I\'m trying to remove space ONLY between quotes like:
$text = \'good with spaces \"here all spaces should be removed\" and here also good\';
<
This kind of problem are easily solved with preg_replace_callback
. The idea consists to extract the substring between quotes and then to edit it in the callback function:
$text = preg_replace_callback('~"[^"]*"~', function ($m) {
return preg_replace('~\s~', '#', $m[0]);
}, $text);
It's the most simple way.
It's more complicated to do it with a single pattern with preg_replace
but it's possible:
$text = preg_replace('~(?:\G(?!\A)|")[^"\s]*\K(?:\s|"(*SKIP)(*F))~', '#', $text);
demo
Pattern details:
(?:
\G (?!\A) # match the next position after the last successful match
|
" # or the opening double quote
)
[^"\s]* # characters that aren't double quotes or a whitespaces
\K # discard all characters matched before from the match result
(?:
\s # a whitespace
|
" # or the closing quote
(*SKIP)(*F) # force the pattern to fail and to skip the quote position
# (this way, the closing quote isn't seen as an opening quote
# in the second branch.)
)
This way uses the \G
anchors to ensure that all matched whitespaces are between the quotes.
Edge cases:
there's an orphan opening quote: In this case, all whitespaces from the last quote until the end of the string are replaced.

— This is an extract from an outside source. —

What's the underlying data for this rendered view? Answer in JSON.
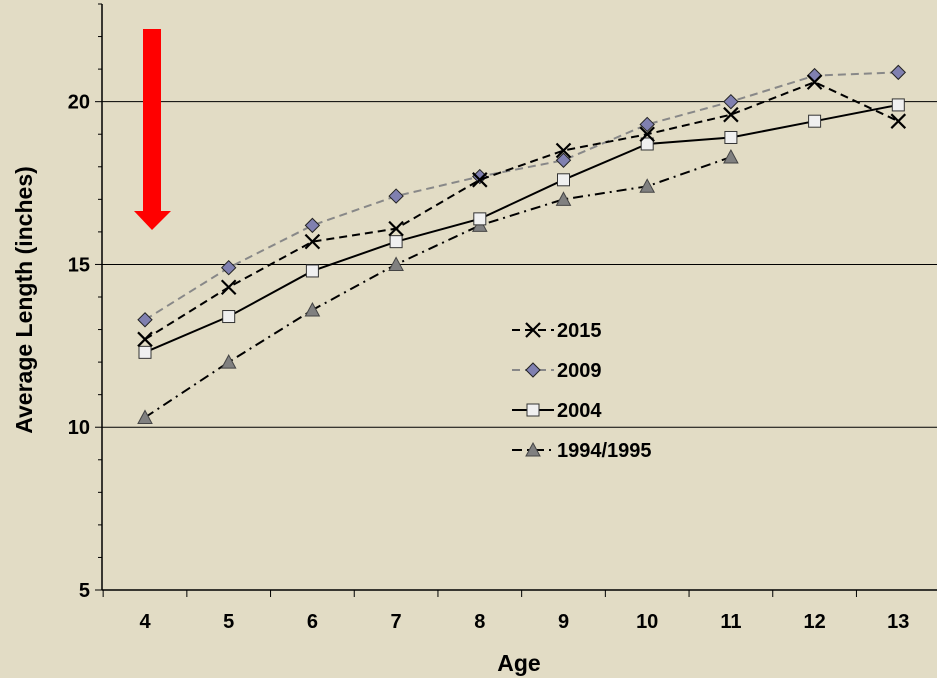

But if you want you can change this behavior adding a lookahead to check if the closing quote exists:
~(?:\G(?!\A)|"(?=[^"]*"))[^"\s]*\K(?:\s|"(*SKIP)(*F))~
double quotes can contain escaped double quotes that have to be ignored: You have to describe escaped characters like this:
~(?:\G(?!\A)|")[^"\s\\\\]*+(?:\\\\\S[^"\s\\\\]*)*+(?:\\\\?\K\s|"(*SKIP)(*F))~
Other strategy suggested by @revo: check if the number of remaining quotes at a position is odd or even using a lookahead:
\s(?=[^"]*+(?:"[^"]*"[^"]*)*+")
It is a short pattern, but it can be problematic with long strings since for each position with a whitespace you have to check the string until the last quote with the lookahead.